Cosgrave also criticised RTÉ for not highlighting issues around the housing crisis.

HOUSING PROTESTERS have been castigated as criminals because they don’t vote for Fine Gael, according to entrepreneur and co-founder of the Web Summit, Paddy Cosgrave. 

In an interview on RTÉ’s Morning Ireland today, Cosgrave was asked about why he took part in the Take Back The City protest against the housing crisis at the weekend. 

He later went on to criticise the national broadcaster for not highlighting issues around the housing crisis after he was asked at least five times, and did not clearly state, whether he discussed the issue of housing directly with Taoiseach Leo Varadkar when he was speaking at the MoneyConf this year. 

The event, which was held in Dublin in June, is organised by Cosgrave. It is attended by the world’s leading bitcoin, cryptocurrency and fintech experts. 

Varadkar gave an opening speech on the second day of the conference in which he said he wanted Dublin to become Europe’s tech capital.

“I think Fine Gael may have underestimated the nature of this crisis,” Cosgrave said this morning, adding that protesters in the city are being dubbed as troublemakers. 

He said a farmer he knows was part of a group that occupied the Department of Agriculture as a form of protest, yet nothing was said about it. 

“It wasn’t stormed by heavy-armed police officers in riot gear, they were left peacefully there to protest for seven days,” he said, adding that Fine Gael never came out and spoke out against farmers who protest. 

He said farmers in this country are not called out “as criminals, as disgraceful, words used by ministers over the last week”. 

He added: 

I think that should tell you something about Fine Gael. Fine Gael have decided, ultimately, that they think protesters in the city are of working class backgrounds, that they are from poor and disadvantaged areas and as a consequence they will castigate them as criminals – but when farmers do it, when farmers occupy farms all over this country, which they have been doing for years now, there isn’t a word out of Fine Gael and I think that should tell you something about the operating base of Fine Gael as a party in modern Ireland.

The entrepreneur was asked if he had raised the issue with Varadkar personally at the event organised by Cosgrave, in which the Taoiseach was a speaker.

Cosgrave took issue with the question and said he had been raising the issue of housing with advisors and a number of ministers for years. He added that he also had the housing minister over to his own home to discuss the issues. 

Have I raised it? I think thousands, tens of thousands of people have been raising it, the Central Bank has been raising it, the EU Commission has been raising it, the IMF raised it, The Economist have raised it. 
Have I been raising it? Yes I took part in a protest on Saturday…
When asked again to clarify if had spoken to Varadkar on the issue, he said: 
I find this reprehensible, have RTÉ covered the fact that this government has never said as much as a word about farmers in this country who have occupied farm after farm after farm, halting the sale of those farms for years now – have you pointed out the hypocrisy of that? That a group of people – believed to be from west Dublin – are castigated as criminals and disgraceful.
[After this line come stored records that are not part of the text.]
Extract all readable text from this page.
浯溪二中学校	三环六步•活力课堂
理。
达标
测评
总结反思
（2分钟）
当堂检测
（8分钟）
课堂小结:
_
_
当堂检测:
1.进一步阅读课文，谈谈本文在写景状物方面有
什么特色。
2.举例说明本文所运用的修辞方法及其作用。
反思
Why? Because Fine Gael know they don’t vote for them. 

Multinationals

Over the weekend, a report in The Sunday Business Post stated that multinationals had warned government about the lack of progress in solving the housing crisis. 

Cosgrave said the housing crisis is not just affecting society but the economy at large, and the multinational firms have told ministers this. 
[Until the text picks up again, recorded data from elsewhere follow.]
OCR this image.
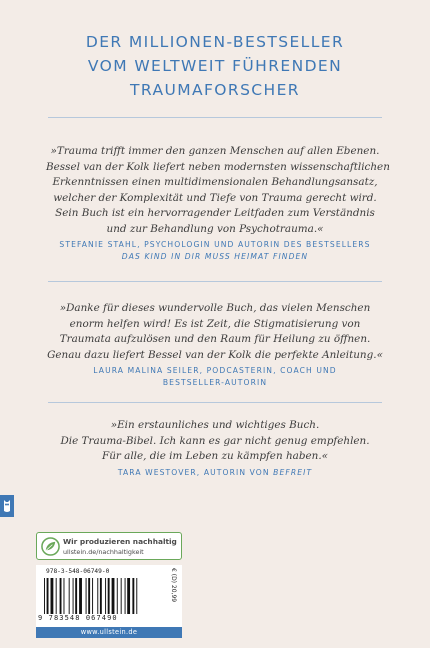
DER MILLIONEN-BESTSELLER
VOM WELTWEIT FÜHRENDEN
TRAUMAFORSCHER
»Trauma trifft immer den ganzen Menschen auf allen Ebenen.
Bessel van der Kolk liefert neben modernsten wissenschaftlichen
Erkenntnissen einen multidimensionalen Behandlungsansatz,
welcher der Komplexität und Tiefe von Trauma gerecht wird.
Sein Buch ist ein hervorragender Leitfaden zum Verständnis
und zur Behandlung von Psychotrauma.«
STEFANIE STAHL, PSYCHOLOGIN UND AUTORIN DES BESTSELLERS
DAS KIND IN DIR MUSS HEIMAT FINDEN
»Danke für dieses wundervolle Buch, das vielen Menschen
enorm helfen wird! Es ist Zeit, die Stigmatisierung von
Traumata aufzulösen und den Raum für Heilung zu öffnen.
Genau dazu liefert Bessel van der Kolk die perfekte Anleitung.«
LAURA MALINA SEILER, PODCASTERIN, COACH UND
BESTSELLER-AUTORIN
»Ein erstaunliches und wichtiges Buch.
Die Trauma-Bibel. Ich kann es gar nicht genug empfehlen.
Für alle, die im Leben zu kämpfen haben.«
TARA WESTOVER, AUTORIN VON BEFREIT
Wir produzieren nachhaltig
ullstein.de/nachhaltigkeit
978-3-548-06749-0	€ (D) 20,99
9 783548 067490
www.ullstein.de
He said other countries in Europe have rolled out policies, policies he said are not even being discussed by the government or RTÉ. 

“I think that is incredibly worrying,” said Cosgrave.

Cosgrave is best known for hosting the Web Summit in Ireland for a number of years. 

The Web Summit moved to Lisbon in 2016. 

When the move to Portugal was announced in 2015, email correspondence between government officials and organisers of the tech conference revealed how the relationship deteriorated after Cosgrave raised concerns about traffic management, public transport, hotel costs and WiFi at the RDS.

TheJournal.ie has asked the Web Summit if Cosgrave raised the issue of housing with the Taoiseach at the MoneyConf this year.